Walkaway: a vision of a post-capitalist future

Walkaway by Cory Doctorow cover

Walkaway felt like an ambitious book, not so much in the story it tells, but in the ideas it explores. It poses questions about society, self, and wealth but, in this reader’s opinion, the exploration of those ideas never uncovers acceptable answers.

One way of describing Walkaway would be an inverse Atlas Shrugged. In Ayn Rand’s story the capable few are exploited by the incapable masses and choose to leave conventional society and start their own. Cory Doctorow’s flips that with the capable masses, exploited by the incapable few, picking up and starting over elsewhere. The resulting walkaway society is something of a communist Galt’s Gulch but with “From each according to his ability, to each according to his needs” replaced by “From those who desire to contribute, to those who desire to consume.” The key to this functioning walkaway society is fabricators which input old goods and output new goods. If you desire a new shirt, you dump your rubbish bin into the fabricator, pick out the design you want, and it 3D prints one for you.

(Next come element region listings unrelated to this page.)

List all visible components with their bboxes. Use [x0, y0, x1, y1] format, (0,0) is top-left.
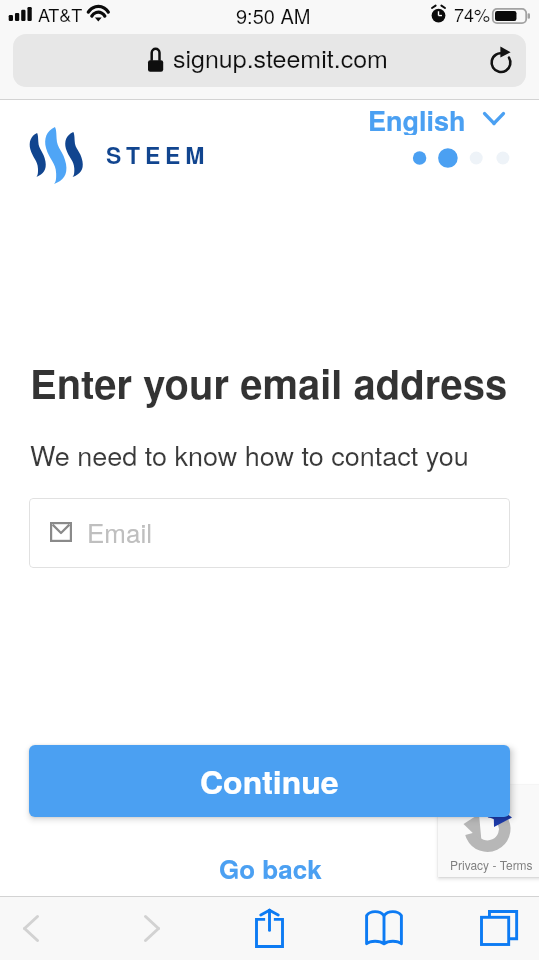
button[interactable]: Email: [29, 498, 510, 568]
button[interactable]: Continue: [29, 745, 510, 817]
button[interactable]: Bookmarks: [348, 896, 420, 960]
button[interactable]: signup.steemit.com: [13, 34, 526, 87]
button[interactable]: Share: [233, 896, 305, 960]
staticText: 9:50 AM: [236, 1, 311, 30]
button[interactable]: English: [368, 101, 505, 135]
button[interactable]: Back: [0, 896, 67, 960]
button[interactable]: Tabs: [462, 896, 534, 960]
button[interactable]: Reload: [476, 34, 526, 87]
button[interactable]: Go back: [180, 848, 360, 888]
staticText: We need to know how to contact you: [30, 435, 469, 474]
staticText: STEEM: [106, 138, 210, 171]
staticText: Email: [87, 513, 153, 550]
button[interactable]: Forward: [116, 896, 188, 960]
staticText: AT&T: [38, 1, 83, 27]
staticText: signup.steemit.com: [173, 39, 388, 75]
button[interactable]: Privacy - Terms: [438, 785, 539, 877]
staticText: English: [368, 101, 466, 135]
staticText: Privacy - Terms: [450, 856, 539, 873]
staticText: Continue: [200, 758, 339, 804]
staticText: 74%: [454, 1, 491, 27]
staticText: Go back: [219, 850, 322, 887]
staticText: Enter your email address: [30, 354, 508, 411]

In a more conventional sense this is an exploration of universal basic income. What will happen if we separate someone’s ability to survive from their participation in the economy via employment? Where does that leave the rich? The poor? The powerful? The weak?

Walkaway takes that a step further and with the separation of body and self with the characters learning to scan and upload their minds to computer clusters. Doctorow does a good job discussing the question of whether or not a simulated you is actually you though his characters have varying degrees of acceptance of that. Most seem to conclude that, yes, a simulation of you is you but in a different form.

Where Walkaway fell short, and where the novel Accelerando by Charles Stross excelled, is diving into the implications of this transhuman future. In the Walkaway world the simulation of the mind allows one to continue to live after their body experiences death. Stross takes the same premise and examines what that means for the future in regards to the economy (computer simulations owning things in the real world), resources (mining in space), and space travel (when you can send virtual people rather than physical bodies).

After reading Walkaway the question that is going to be on the mind of every economist and computer scientist is, who is going to provide the computational resources to meet the spiraling demand as humanity leaves the physical realm and enters the digital one? Doctorow does not address that and I think his work suffers a bit for it. We are presented this radical vision of the future but missing the key component that gets us from here to there.

Another view of Walkaway would be as a digital nomad manifesto (notwithstanding the 4-Hour Workweek). On the Road provided many a dream of dropping out of conventional society and seeking adventure. Walkaway might be that for this digital age where one can roam the fringes of civilization yet still participate in our global discourse. All one requires is a tavern with an Internet connection and a place to lay their head.

In this case Doctorow does recognize the reality that many nomads eventually find. Wandering the world is a young person’s game. In the novel, as in life, once children enter the equation one is inclined to settle into a location and to begin accumulating rather than continue globe-trotting with all of their possessions in a single bag.

Ultimately what Walkaway is about is class struggle and the means that some will go through to maintain the status quo and others to escape the rat race. Power. Freedom. Two ideals that mean different things to different people and are as old as humanity itself. Doctorow provided some excellent fodder for the discussion. Perhaps it is a discussion without answers.